The insureds filed suit, claiming that while the decision to deny coverage may be correct under North Carolina law and the terms of the policy, the more expansive definition of “underinsured” utilized by Pennsylvania should be applied, which would entitle the insureds to a greater amount of coverage. The insureds argued in the alternative that if Pennsylvania law did not apply, then the insurer misrepresented that nothing needed to be done to bring the policy into compliance with Pennsylvania law prior to the insureds’ move. The complaint set forth claims of; inter alia, breach of contract, and breach of fiduciary duty against the insurer and its agent. The claims against the agent were dismissed for lack of personal jurisdiction and the insurer moved to transfer venue from Pennsylvania to North Carolina.
After conducting a choice-of-law analysis, the court concluded that private factors weighed in favor of applying Pennsylvania law, as the insureds now reside in Pittsburgh and chose to litigate there.
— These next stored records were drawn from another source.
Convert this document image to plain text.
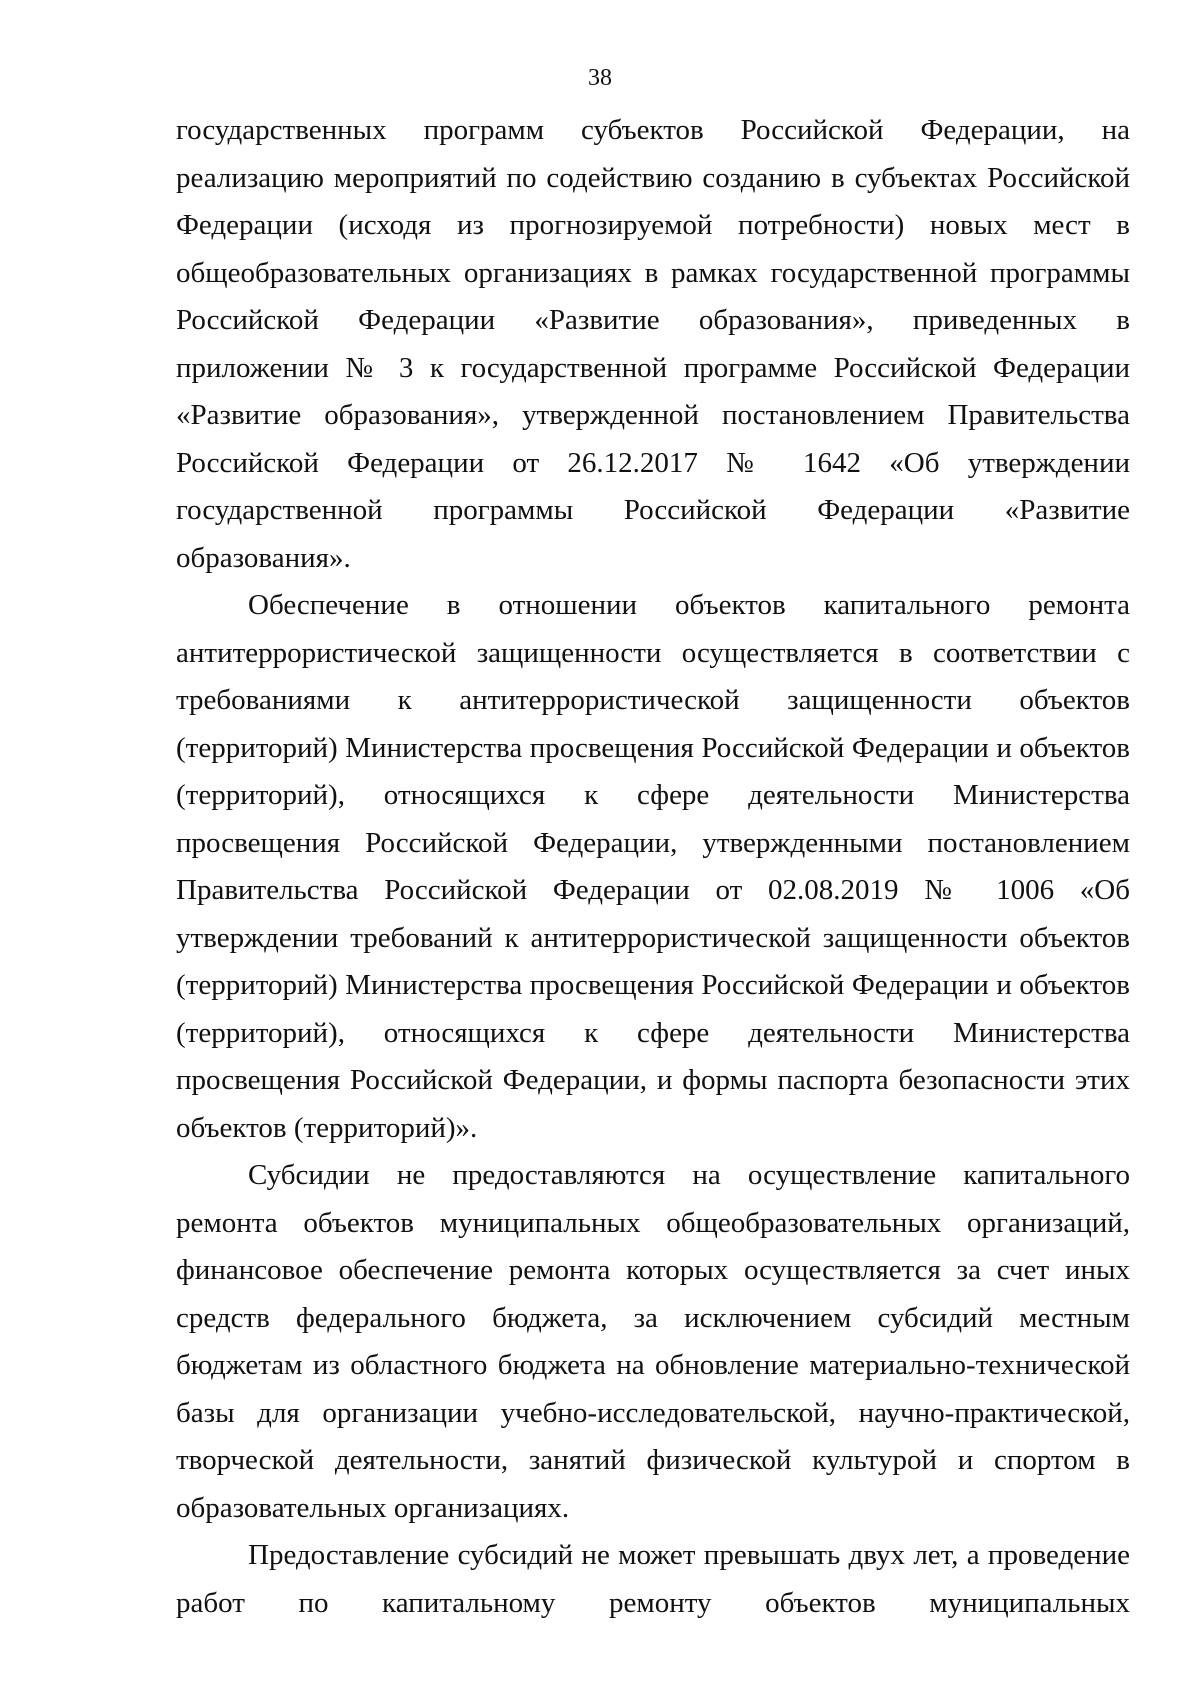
38

государственных программ субъектов Российской Федерации, на реализацию мероприятий по содействию созданию в субъектах Российской Федерации (исходя из прогнозируемой потребности) новых мест в общеобразовательных организациях в рамках государственной программы Российской Федерации «Развитие образования», приведенных в приложении № 3 к государственной программе Российской Федерации «Развитие образования», утвержденной постановлением Правительства Российской Федерации от 26.12.2017 № 1642 «Об утверждении государственной программы Российской Федерации «Развитие образования».

Обеспечение в отношении объектов капитального ремонта антитеррористической защищенности осуществляется в соответствии с требованиями к антитеррористической защищенности объектов (территорий) Министерства просвещения Российской Федерации и объектов (территорий), относящихся к сфере деятельности Министерства просвещения Российской Федерации, утвержденными постановлением Правительства Российской Федерации от 02.08.2019 № 1006 «Об утверждении требований к антитеррористической защищенности объектов (территорий) Министерства просвещения Российской Федерации и объектов (территорий), относящихся к сфере деятельности Министерства просвещения Российской Федерации, и формы паспорта безопасности этих объектов (территорий)».

Субсидии не предоставляются на осуществление капитального ремонта объектов муниципальных общеобразовательных организаций, финансовое обеспечение ремонта которых осуществляется за счет иных средств федерального бюджета, за исключением субсидий местным бюджетам из областного бюджета на обновление материально-технической базы для организации учебно-исследовательской, научно-практической, творческой деятельности, занятий физической культурой и спортом в образовательных организациях.

Предоставление субсидий не может превышать двух лет, а проведение работ по капитальному ремонту объектов муниципальных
The court also found that public factors weighed in favor of Pennsylvania law, as no practical considerations existed that would suggest the case should be transferred.
The court ultimately decided that irrespective of the choice-of-law provision in the policy, Pennsylvania law should govern the policy terms as Pennsylvania had the most relevant contacts to the coverage dispute and the greatest interest in having its law applied. In view of that, the court refused to dismiss the breach of contract claim.
The court did dismiss the bad faith claim after noting that the Court of Appeals addressed almost identical allegations of bad faith under Pennsylvania law in another case and found that “the conduct alleged simply does not amount to bad faith.”
The breach of fiduciary duty claim that was plead in the alternative was also dismissed since the court determined that the insurer was required to provide excess coverage under the policy, and accordingly it could not be said that the insurer’s agent misrepresented the terms of the policy when the insureds contacted his office after they had moved to Pennsylvania.